While it is true that many hotels and restaurants have lowered their rates, we do know that people are traveling closer to home, and U.S. travel destinations might be capitalizing on this higher demand. So it does make sense to look into some of these less expensive, out-of-the-way places.
TSC: What are some of the highlights of Durango and Mesa Verde National Park in Colorado?
In the shadow of Denver and Aspen, near the Four Corners
of Colorado, New Mexico, Arizona and Utah, Durango and Mesa Verde are absolutely gorgeous areas with an Old West sense about them. They are also known for their ancestral dwellings built right into cliff walls. They are amazing to see, and you can tour those.
The inns in the area have gorgeous views of the Mesa Verde mountains. And there's an historic, narrow-gauge railroad in the area that was once used for mining, that you can now take trips on. Because it's narrow-gauge, you can really get deep into the canyon, tightly hug walls and go over rivers. It can be an exhilarating trip, and after Sept. 11, many Americans have a renewed interest in going to historic places as well as national parks.
TSC: Which locations do you find the most compelling?
The two I am really compelled by are Oaxaca, Mexico, and Dominica, which is a really overlooked place in the Caribbean. Both of these were chosen because they are good budget or value trips. A lot of Americans are familiar with Mexico as a good beach destination, but the city of Oaxaca is quite a different destination. It has some world-class museums, and the town is really colonial, very easy to walk around, with gorgeous fountains and plazas. And the price is really right in Oaxaca. You can have fabulous meals for as little as $10.

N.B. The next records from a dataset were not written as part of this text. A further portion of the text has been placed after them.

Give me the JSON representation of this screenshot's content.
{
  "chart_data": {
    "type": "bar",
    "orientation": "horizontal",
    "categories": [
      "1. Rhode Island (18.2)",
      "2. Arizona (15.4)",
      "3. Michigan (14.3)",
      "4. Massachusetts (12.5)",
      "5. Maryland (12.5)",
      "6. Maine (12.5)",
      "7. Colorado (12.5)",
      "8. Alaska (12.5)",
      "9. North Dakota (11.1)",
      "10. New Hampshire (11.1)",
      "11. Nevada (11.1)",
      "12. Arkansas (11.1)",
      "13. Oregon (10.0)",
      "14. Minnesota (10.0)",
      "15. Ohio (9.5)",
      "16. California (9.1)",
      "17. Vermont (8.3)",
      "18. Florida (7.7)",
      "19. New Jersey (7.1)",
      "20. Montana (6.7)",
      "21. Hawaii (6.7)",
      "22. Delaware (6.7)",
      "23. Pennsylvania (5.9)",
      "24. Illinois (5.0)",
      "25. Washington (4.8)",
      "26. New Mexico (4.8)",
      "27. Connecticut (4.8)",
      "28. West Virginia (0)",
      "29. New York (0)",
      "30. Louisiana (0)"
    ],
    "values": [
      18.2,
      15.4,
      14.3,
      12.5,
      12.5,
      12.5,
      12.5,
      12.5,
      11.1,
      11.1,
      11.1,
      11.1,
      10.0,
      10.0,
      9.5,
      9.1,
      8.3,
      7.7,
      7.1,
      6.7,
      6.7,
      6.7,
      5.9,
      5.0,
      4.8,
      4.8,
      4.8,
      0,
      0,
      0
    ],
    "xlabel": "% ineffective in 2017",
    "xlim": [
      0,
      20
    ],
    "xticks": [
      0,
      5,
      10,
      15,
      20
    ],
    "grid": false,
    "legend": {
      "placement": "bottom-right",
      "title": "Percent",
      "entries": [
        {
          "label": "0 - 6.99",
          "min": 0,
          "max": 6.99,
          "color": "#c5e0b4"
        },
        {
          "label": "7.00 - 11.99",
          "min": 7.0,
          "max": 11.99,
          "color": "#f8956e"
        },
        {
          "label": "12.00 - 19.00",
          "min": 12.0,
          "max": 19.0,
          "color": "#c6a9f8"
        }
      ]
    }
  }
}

Dominica is a great beach trip. It's an island in the lesser Antilles, and while it costs as much as the plane fare to another Caribbean island might, you really do save once you are on the island. As opposed to St. Bart's, where it's typical to pay $300 or more a night, on Dominica you can stay in a unique rainforest villa for less than $100 a night. In addition to having beaches, it's a volcanic island with a boiling lake, and hot springs on a lot of the hotel properties. There's extraordinary scuba diving among craters and rare fish.